In her group e-mails, Durkin was chatty and sometimes jocular. She rarely mentioned politics or the larger backdrop of the war. Nor did she ever make reference to the "enemies" she would later describe to friends and family. Friends say that she wrote more intimately in her individual e-mails, but they were of a similar positive tone.
There were two things, however, of some concern. Jensen noted that Durkin's e-mails became far fewer as time passed, as though she were preoccupied. Durkin also e-mailed her friend Dawn Hurley about the soldier who put his gun to her head, saying she had had a "close encounter," but did not elaborate.
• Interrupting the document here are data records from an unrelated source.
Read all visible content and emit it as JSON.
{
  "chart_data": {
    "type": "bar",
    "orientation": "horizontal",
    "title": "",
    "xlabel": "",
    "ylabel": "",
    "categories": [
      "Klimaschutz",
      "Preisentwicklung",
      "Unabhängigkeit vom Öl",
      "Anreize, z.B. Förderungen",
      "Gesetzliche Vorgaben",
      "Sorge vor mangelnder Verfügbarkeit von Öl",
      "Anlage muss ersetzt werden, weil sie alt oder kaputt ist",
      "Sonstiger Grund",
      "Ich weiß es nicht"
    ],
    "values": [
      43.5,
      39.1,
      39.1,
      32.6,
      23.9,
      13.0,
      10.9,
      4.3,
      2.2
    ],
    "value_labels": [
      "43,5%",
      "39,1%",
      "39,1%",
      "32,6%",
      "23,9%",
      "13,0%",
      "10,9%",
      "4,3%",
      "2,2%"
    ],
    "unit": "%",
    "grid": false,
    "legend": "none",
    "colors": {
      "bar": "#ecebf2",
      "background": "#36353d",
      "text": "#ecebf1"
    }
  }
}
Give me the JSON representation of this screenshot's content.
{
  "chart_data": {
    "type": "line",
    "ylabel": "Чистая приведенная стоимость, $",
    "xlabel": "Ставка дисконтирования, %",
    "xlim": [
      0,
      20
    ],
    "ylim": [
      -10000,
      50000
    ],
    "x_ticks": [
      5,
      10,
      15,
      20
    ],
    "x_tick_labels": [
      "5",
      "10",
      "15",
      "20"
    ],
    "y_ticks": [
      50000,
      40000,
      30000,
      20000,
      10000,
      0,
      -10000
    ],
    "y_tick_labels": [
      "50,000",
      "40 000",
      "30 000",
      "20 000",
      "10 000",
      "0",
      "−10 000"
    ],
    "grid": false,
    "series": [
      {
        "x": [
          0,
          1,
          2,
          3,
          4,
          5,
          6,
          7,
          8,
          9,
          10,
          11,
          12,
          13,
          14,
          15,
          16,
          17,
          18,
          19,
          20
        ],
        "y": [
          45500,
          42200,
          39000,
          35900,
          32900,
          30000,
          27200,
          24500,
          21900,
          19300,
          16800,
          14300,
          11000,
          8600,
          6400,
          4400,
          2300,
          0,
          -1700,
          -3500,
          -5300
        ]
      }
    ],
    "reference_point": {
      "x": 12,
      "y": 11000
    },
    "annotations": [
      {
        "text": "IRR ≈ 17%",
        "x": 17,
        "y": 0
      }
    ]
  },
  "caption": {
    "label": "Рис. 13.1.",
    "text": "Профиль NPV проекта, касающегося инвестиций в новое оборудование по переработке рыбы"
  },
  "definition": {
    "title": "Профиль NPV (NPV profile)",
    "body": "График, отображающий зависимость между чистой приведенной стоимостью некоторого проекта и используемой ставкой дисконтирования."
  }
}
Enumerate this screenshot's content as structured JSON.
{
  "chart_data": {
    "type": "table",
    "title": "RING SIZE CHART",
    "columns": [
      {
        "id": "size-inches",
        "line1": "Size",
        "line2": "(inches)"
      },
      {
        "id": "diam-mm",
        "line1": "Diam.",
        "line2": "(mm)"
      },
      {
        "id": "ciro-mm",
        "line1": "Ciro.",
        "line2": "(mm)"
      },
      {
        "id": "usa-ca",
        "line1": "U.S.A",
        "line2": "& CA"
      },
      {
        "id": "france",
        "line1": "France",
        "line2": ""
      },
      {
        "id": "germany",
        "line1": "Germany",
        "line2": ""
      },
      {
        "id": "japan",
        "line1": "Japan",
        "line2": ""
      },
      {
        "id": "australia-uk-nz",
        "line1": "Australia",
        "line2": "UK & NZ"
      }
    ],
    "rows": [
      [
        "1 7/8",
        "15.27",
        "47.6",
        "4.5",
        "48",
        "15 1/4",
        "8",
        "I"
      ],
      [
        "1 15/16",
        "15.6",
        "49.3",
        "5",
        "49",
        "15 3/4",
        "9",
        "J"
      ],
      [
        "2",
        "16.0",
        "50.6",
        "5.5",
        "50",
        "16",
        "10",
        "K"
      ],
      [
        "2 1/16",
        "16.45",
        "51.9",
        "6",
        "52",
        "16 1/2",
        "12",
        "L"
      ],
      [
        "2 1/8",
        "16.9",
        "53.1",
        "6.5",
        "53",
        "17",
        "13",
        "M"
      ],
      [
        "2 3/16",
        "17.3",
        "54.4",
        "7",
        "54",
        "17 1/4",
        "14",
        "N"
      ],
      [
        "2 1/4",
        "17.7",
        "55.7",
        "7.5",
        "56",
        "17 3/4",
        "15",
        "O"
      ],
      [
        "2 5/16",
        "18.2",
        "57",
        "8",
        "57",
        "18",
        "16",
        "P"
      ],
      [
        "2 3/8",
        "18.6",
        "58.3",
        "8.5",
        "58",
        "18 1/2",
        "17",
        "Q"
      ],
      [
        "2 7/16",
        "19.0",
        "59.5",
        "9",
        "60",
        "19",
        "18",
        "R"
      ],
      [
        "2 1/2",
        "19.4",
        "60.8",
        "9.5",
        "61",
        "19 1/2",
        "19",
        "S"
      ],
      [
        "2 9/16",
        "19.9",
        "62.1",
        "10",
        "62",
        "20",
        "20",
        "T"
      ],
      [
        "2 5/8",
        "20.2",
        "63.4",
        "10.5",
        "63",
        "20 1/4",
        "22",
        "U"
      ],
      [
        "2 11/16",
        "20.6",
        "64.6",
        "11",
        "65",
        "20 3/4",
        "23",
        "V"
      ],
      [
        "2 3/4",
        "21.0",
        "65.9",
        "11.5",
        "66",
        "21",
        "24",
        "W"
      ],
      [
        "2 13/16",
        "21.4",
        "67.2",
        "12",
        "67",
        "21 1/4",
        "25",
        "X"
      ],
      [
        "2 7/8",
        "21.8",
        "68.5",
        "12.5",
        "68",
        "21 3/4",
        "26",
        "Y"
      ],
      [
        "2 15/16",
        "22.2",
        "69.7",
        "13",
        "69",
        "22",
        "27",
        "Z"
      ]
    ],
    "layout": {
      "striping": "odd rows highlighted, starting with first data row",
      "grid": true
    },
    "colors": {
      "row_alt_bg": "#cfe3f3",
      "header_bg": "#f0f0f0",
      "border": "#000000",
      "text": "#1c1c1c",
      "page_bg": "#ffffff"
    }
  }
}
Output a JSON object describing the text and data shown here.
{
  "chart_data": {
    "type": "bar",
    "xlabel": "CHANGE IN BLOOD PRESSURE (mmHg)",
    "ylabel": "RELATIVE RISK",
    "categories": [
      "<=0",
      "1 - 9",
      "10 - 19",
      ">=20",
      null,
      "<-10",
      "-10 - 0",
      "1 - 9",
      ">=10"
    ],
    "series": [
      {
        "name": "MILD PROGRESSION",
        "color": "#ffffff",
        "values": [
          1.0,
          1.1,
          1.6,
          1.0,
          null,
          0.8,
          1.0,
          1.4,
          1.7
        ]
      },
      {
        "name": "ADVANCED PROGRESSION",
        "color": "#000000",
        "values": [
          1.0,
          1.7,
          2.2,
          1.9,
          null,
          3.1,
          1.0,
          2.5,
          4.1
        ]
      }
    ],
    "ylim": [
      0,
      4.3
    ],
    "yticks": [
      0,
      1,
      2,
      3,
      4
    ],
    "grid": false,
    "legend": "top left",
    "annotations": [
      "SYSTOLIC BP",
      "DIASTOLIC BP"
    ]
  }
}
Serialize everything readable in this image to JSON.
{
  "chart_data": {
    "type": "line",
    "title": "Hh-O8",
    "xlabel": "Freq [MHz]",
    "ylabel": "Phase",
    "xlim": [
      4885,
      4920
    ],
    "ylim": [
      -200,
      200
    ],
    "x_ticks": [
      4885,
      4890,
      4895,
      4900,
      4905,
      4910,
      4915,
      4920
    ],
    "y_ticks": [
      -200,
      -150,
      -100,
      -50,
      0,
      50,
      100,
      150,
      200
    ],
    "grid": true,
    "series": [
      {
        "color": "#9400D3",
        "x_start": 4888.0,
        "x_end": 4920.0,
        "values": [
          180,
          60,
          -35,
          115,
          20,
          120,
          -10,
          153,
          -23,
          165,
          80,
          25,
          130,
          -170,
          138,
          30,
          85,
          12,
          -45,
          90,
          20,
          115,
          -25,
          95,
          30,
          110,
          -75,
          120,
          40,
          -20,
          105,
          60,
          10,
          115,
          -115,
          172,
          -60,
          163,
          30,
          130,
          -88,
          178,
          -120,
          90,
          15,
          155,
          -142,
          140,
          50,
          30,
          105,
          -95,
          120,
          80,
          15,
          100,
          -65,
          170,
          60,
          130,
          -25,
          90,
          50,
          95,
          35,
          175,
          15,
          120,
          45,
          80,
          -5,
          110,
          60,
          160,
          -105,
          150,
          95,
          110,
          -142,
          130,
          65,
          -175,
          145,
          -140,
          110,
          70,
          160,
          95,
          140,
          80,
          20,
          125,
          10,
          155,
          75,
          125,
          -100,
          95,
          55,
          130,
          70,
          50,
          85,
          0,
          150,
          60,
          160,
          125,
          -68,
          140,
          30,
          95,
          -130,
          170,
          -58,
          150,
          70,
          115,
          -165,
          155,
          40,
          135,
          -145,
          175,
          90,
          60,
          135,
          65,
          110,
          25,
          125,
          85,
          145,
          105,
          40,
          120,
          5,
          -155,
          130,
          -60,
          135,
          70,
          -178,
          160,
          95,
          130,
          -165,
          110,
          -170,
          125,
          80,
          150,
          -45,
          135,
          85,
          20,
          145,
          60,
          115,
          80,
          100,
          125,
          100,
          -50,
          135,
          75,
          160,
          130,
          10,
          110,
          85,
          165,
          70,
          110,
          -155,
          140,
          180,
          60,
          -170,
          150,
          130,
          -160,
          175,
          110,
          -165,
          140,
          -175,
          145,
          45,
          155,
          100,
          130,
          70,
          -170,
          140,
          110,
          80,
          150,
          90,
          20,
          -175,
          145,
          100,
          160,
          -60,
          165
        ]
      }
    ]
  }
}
Back home on leave, she told Hurley that, "he was someone having a bad reaction, but she felt completely safe after that," said Hurley. "She said she was OK."
Durkin also told her family about some worrisome things she had seen in Afghanistan, and about enemies she might have made.
At the time, no one took her comments all together seriously. "They certainly believed that she saw something she didn't like, but when she said they might need to investigate, it seemed it might be a flip remark," said Bailey.
In any case, Ciara was home and the celebration was big. There were several parties. At one barbecue, Durkin had a tattoo of a soldier done on her shoulder and back. She went to a few Red Sox games, and visited her siblings and mother in Quincy. She spent time with her partner, Loreto, to whom she was engaged.
And on Sept. 11th, she spent the day training at the Federal Reserve Bank in Boston, which helps manage the military's Eagle Cash system. Durkin was excited about the visit and hoped that she could get a job there when she returned home for good.
And that was a day she was very much looking forward to.
"I'm always a soldier, that's in my blood," Durkin wrote in one of her last e-mails. "But I will enjoy a reprise from the whole war thing."